As town councillor and tourism panjandrum Jonquil Bluffton-Herring explains, "We heard about Keshorn Walcott and his lighthouse over in Trinidad and we thought it pretty much kicked the shit out of Ed's obligatory gold postbox, if you'll pardon my English. But we don't have a lighthouse what with not being on the coast and all (though our canals are delightful and well worth a family visit), so we spent the last fortnight locked in our imposing 14th century tithe barn (open all year round; free entry for the under-8s and infirm) trying to come up with an alternative. We ruled out our historic Saxon church and grade I listed town bridge (fishing permits available at very reasonable rates) straight away because, well, let's face it, and with all due respect to Ed, kayaking in a straight line on a flat lake is barely a real sport and it's almost as boring to watch as he is to talk to.
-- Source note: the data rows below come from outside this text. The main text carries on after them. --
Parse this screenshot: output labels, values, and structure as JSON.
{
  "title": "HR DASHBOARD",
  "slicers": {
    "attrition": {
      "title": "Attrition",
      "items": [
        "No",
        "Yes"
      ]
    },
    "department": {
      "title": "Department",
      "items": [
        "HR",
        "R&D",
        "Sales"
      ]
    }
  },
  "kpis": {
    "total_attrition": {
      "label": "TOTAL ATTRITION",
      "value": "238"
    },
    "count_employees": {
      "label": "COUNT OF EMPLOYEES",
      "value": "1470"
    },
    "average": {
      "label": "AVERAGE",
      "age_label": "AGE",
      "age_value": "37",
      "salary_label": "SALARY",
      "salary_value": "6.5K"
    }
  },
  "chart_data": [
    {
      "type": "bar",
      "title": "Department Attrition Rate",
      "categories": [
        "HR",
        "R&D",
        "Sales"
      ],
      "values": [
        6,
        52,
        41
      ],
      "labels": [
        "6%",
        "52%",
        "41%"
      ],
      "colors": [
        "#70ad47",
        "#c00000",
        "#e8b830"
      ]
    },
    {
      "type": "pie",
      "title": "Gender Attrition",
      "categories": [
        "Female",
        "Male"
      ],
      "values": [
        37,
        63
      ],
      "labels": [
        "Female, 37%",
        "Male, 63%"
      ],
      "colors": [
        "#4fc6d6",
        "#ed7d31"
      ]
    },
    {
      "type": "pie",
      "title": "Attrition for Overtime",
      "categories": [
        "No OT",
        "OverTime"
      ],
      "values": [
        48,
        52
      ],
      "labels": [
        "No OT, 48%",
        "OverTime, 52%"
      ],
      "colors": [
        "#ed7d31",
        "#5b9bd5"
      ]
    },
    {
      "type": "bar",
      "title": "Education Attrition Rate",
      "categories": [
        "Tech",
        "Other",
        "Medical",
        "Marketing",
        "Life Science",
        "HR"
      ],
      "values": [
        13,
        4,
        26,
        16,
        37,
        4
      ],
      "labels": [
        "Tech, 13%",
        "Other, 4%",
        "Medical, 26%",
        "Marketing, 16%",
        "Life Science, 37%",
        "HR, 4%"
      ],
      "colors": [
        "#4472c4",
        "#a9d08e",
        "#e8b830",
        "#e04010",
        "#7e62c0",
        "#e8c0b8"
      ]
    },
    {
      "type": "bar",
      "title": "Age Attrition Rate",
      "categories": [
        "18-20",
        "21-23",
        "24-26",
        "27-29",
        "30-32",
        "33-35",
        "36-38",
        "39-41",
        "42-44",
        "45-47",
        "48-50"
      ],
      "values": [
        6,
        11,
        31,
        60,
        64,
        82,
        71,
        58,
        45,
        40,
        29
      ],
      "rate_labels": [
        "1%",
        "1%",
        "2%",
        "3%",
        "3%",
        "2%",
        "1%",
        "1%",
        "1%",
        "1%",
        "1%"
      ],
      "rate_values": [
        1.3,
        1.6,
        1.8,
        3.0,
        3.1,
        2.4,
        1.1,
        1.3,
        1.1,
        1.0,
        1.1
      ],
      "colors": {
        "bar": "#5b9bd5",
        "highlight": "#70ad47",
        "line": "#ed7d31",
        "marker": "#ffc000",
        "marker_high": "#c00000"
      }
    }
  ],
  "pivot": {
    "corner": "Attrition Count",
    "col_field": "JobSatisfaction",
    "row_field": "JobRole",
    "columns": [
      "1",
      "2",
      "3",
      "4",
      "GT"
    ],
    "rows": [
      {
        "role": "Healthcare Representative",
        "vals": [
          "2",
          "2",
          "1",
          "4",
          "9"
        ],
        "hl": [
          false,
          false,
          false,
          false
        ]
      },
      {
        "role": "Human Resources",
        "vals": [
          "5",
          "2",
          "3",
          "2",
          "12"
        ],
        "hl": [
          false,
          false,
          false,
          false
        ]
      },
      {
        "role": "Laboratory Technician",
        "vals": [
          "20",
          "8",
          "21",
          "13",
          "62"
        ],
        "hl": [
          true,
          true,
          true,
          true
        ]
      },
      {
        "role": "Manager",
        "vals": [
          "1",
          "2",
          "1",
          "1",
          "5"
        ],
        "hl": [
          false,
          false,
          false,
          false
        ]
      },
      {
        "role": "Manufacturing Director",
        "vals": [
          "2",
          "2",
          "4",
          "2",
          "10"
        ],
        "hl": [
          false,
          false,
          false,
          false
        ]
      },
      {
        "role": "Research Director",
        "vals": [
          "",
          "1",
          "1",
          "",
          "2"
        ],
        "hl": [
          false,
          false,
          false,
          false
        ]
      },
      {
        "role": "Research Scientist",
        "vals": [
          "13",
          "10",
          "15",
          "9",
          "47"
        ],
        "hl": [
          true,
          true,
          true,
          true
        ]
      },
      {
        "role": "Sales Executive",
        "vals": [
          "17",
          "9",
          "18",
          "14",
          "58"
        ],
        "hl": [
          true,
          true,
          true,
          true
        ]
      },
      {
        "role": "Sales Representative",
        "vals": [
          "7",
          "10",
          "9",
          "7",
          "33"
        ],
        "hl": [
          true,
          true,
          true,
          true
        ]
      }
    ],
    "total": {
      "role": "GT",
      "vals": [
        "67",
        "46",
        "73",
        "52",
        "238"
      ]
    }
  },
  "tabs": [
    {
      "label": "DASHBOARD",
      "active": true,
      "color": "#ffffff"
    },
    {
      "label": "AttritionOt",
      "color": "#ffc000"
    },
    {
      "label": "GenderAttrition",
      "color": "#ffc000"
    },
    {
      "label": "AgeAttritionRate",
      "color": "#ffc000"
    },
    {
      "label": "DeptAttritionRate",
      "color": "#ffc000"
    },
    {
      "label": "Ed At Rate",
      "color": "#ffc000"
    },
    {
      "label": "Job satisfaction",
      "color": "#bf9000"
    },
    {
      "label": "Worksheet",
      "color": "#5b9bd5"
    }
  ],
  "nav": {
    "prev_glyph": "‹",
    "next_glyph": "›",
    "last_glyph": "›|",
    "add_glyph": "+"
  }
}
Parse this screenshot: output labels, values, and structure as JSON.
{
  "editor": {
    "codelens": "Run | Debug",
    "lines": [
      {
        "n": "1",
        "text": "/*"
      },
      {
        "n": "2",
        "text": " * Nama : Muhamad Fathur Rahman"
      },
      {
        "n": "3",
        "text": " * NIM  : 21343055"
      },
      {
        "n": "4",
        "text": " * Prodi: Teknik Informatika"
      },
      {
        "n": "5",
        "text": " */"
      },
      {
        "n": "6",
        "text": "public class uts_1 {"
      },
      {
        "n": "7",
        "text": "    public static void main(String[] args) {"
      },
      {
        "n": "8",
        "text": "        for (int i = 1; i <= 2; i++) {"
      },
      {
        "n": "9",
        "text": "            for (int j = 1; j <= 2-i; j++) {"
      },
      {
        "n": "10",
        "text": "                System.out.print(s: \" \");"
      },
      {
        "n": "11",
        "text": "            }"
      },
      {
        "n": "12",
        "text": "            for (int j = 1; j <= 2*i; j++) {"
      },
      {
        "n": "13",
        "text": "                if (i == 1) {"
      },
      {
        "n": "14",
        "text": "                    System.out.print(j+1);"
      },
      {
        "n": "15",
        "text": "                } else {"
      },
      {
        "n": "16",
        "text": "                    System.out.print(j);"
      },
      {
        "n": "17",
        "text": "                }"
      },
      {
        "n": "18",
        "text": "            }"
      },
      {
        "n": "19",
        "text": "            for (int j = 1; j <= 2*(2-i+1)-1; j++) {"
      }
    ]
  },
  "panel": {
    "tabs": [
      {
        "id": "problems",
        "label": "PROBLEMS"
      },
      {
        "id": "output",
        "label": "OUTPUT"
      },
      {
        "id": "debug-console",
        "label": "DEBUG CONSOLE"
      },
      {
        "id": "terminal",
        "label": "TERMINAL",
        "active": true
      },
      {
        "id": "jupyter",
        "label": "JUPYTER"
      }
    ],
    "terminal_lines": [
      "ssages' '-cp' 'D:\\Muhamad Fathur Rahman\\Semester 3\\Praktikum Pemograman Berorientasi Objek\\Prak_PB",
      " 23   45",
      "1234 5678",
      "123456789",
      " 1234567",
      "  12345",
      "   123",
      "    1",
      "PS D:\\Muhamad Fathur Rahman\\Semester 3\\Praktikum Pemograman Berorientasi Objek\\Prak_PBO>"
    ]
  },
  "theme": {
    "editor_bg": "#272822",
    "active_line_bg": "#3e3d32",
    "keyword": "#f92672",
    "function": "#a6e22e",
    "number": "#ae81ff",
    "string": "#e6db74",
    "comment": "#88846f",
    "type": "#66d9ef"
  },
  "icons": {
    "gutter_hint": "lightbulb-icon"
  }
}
We thought a level crossing or disused quarry might be about right, but it turns out we named the last of those after local rugby flop Phil de Glanville in 2006. Anyway, having run out of landmarks, we decided that the best and coincidentally cheapest way to honour Ed would be to change 200 residents' names to Ed McKeever by deed poll - one for each metre he paddled."


Definitely not the Ed McKeever Bridge

Local historian Ed McKeever (formerly Xerxes Smith) agrees. "I'm sure I'm not just being characteristically pompous and presumptuous when I say on behalf of the entire town that we all feel very proud that Ed calls Bradford on Avon his home. To be perfectly honest this has saved my career by giving me something to write about - literally nothing has happened here since popular beat combo Jesus Jones formed in 1988. So if changing our names shows Ed just how much we care, then it's the very least we can do for our inspiring Olympic hero. And if any initial confusion results from more than 2% of the population now being called Ed McKeever, that's a small price to pay. Just ask lottery winners Ed and Ed McKeever and their delighted children Ed, Ed, Ed, Ed and Ed McKeever (though perhaps not their somewhat less ecstatic and rather confused sibling Jenny Williams)."

As the saying goes in Bradford on Avon, "under the fish and over the water" - perhaps a reference to the Great Troutstorm Rebellion of 1638, but almost certainly a very neat way to finish this report if we knew what it was supposed to mean.